L’indice des prix des logements en Chine est resté stable en mai, le taux annuel demeurant inchangé à -3,5 %. Cette publication confirme la poursuite de la déflation des prix de l’immobilier résidentiel, maintenant la pression sur les bilans des ménages et sur les stratégies de fixation des prix des promoteurs.
L’absence d’accélération ou d’inflexion suggère que les mesures de soutien précédentes ne se sont pas encore traduites par un retournement des prix à l’échelle nationale. Avec un recul toujours de 3,5 % sur un an, le marché aborde le milieu de l’année en position de faiblesse, et toute amélioration devrait dépendre d’un assouplissement effectif des conditions de crédit et d’un redressement de la demande de logements.

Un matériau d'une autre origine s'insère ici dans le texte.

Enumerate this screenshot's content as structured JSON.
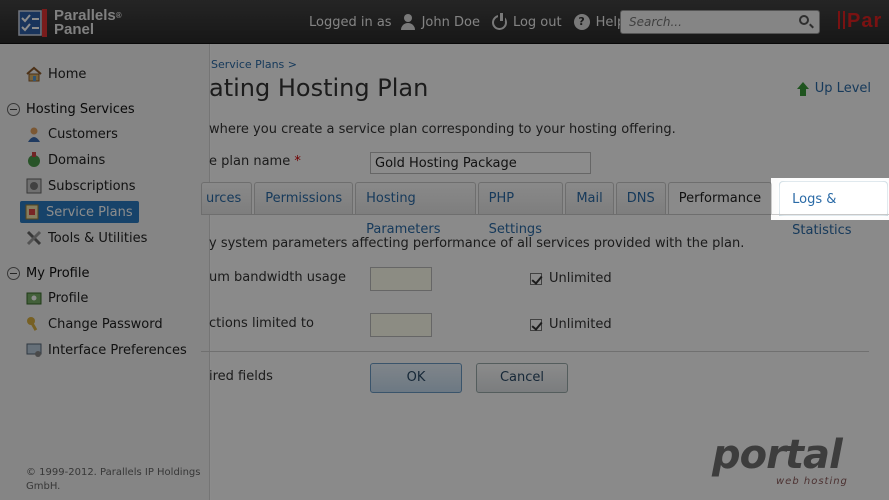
{
  "header": {
    "logo_line1": "Parallels",
    "logo_reg": "®",
    "logo_line2": "Panel",
    "logged_in_as": "Logged in as",
    "user_name": "John Doe",
    "logout": "Log out",
    "help": "Help",
    "search_placeholder": "Search...",
    "brand_mark": "Par"
  },
  "sidebar": {
    "home": "Home",
    "group_hosting": "Hosting Services",
    "customers": "Customers",
    "domains": "Domains",
    "subscriptions": "Subscriptions",
    "service_plans": "Service Plans",
    "tools": "Tools & Utilities",
    "group_profile": "My Profile",
    "profile": "Profile",
    "change_password": "Change Password",
    "interface_prefs": "Interface Preferences",
    "copyright": "© 1999-2012. Parallels IP Holdings GmbH."
  },
  "main": {
    "breadcrumb": "Service Plans >",
    "title": "ating Hosting Plan",
    "up_level": "Up Level",
    "intro": "where you create a service plan corresponding to your hosting offering.",
    "plan_name_label": "e plan name",
    "required_mark": "*",
    "plan_name_value": "Gold Hosting Package",
    "tabs": [
      "urces",
      "Permissions",
      "Hosting Parameters",
      "PHP Settings",
      "Mail",
      "DNS",
      "Performance",
      "Logs & Statistics"
    ],
    "description": "y system parameters affecting performance of all services provided with the plan.",
    "bandwidth_label": "um bandwidth usage",
    "connections_label": "ctions limited to",
    "unlimited": "Unlimited",
    "required_fields": "ired fields",
    "ok": "OK",
    "cancel": "Cancel"
  },
  "watermark": {
    "text": "portal",
    "sub": "web hosting"
  },
  "colors": {
    "accent": "#2a7bc2",
    "link": "#2a6aa6",
    "header_bg": "#2b2b2b",
    "brand_red": "#d22"
  }
}
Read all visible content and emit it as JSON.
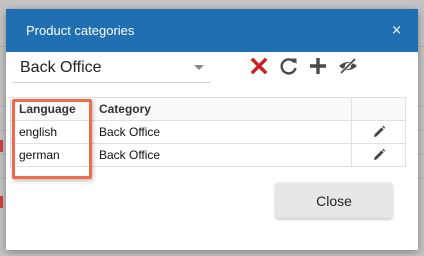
{
  "dialog": {
    "title": "Product categories",
    "close_glyph": "×"
  },
  "toolbar": {
    "selected_value": "Back Office",
    "icons": [
      "delete-icon",
      "refresh-icon",
      "add-icon",
      "hide-icon"
    ],
    "delete_color": "#cc1f1f",
    "icon_color": "#4a4a4a"
  },
  "table": {
    "columns": [
      "Language",
      "Category",
      ""
    ],
    "rows": [
      {
        "language": "english",
        "category": "Back Office"
      },
      {
        "language": "german",
        "category": "Back Office"
      }
    ]
  },
  "footer": {
    "close_label": "Close"
  },
  "colors": {
    "header": "#1f6fb2",
    "highlight": "#f06a4c"
  }
}
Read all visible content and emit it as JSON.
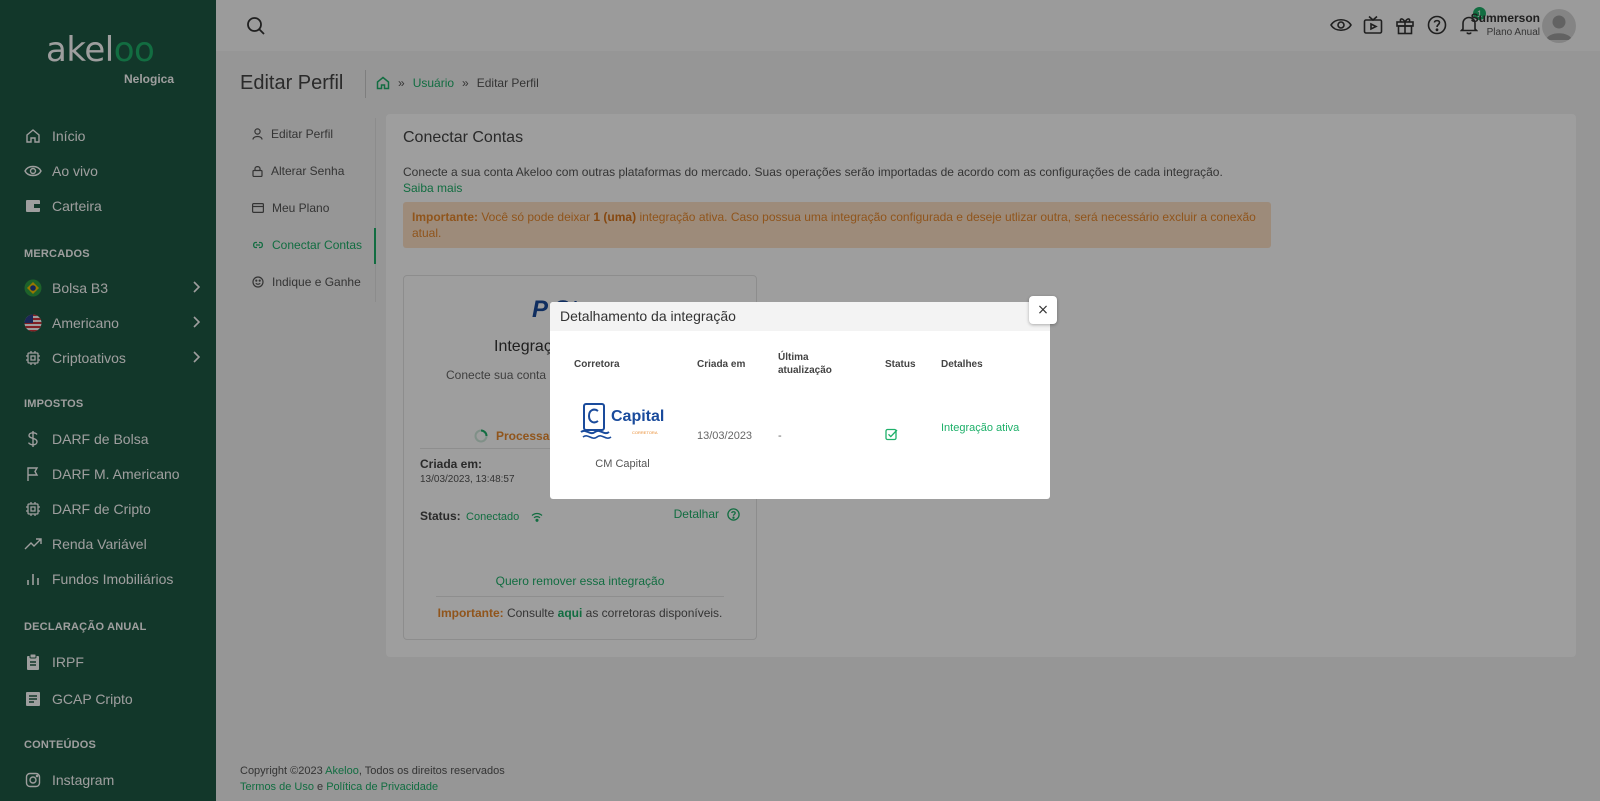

Un marasme persistant sape la confiance et pèse sur l’économie
Nous interprétons le chiffre de -3,5 % de l’indice des prix des logements en mai comme le signal que le repli du marché immobilier chinois est en train de s’installer durablement. L’absence d’amélioration, malgré le soutien politique récent, traduit une perte de confiance profonde chez les acquéreurs. Cette faiblesse prolongée continuera de peser sur l’ensemble de l’économie.
En conséquence, nous cherchons à vendre à découvert des contrats à terme adossés au Hang Seng Mainland Properties Index au cours des prochaines semaines. Les dernières données officielles montrent que les nouveaux démarrages de chantiers ont reculé de 25 % sur un an en mai, confirmant que les promoteurs n’anticipent pas de reprise immédiate. Ce déclin structurel fait de tout rebond des actions liées à l’immobilier une opportunité de vente.
Implications d’investissement : assouplissement, faiblesse des matières premières et stratégies de volatilité
Cette faiblesse persistante devrait contraindre la Banque populaire de Chine à poursuivre l’assouplissement de sa politique monétaire, accentuant la pression baissière sur le yuan. Nous achetons donc des options d’achat USD/CNH, en anticipant un mouvement vers 7,40. Historiquement, les périodes de ralentissement prolongé de l’immobilier en Chine se sont régulièrement accompagnées d’un affaiblissement de la devise, afin de soutenir le secteur exportateur.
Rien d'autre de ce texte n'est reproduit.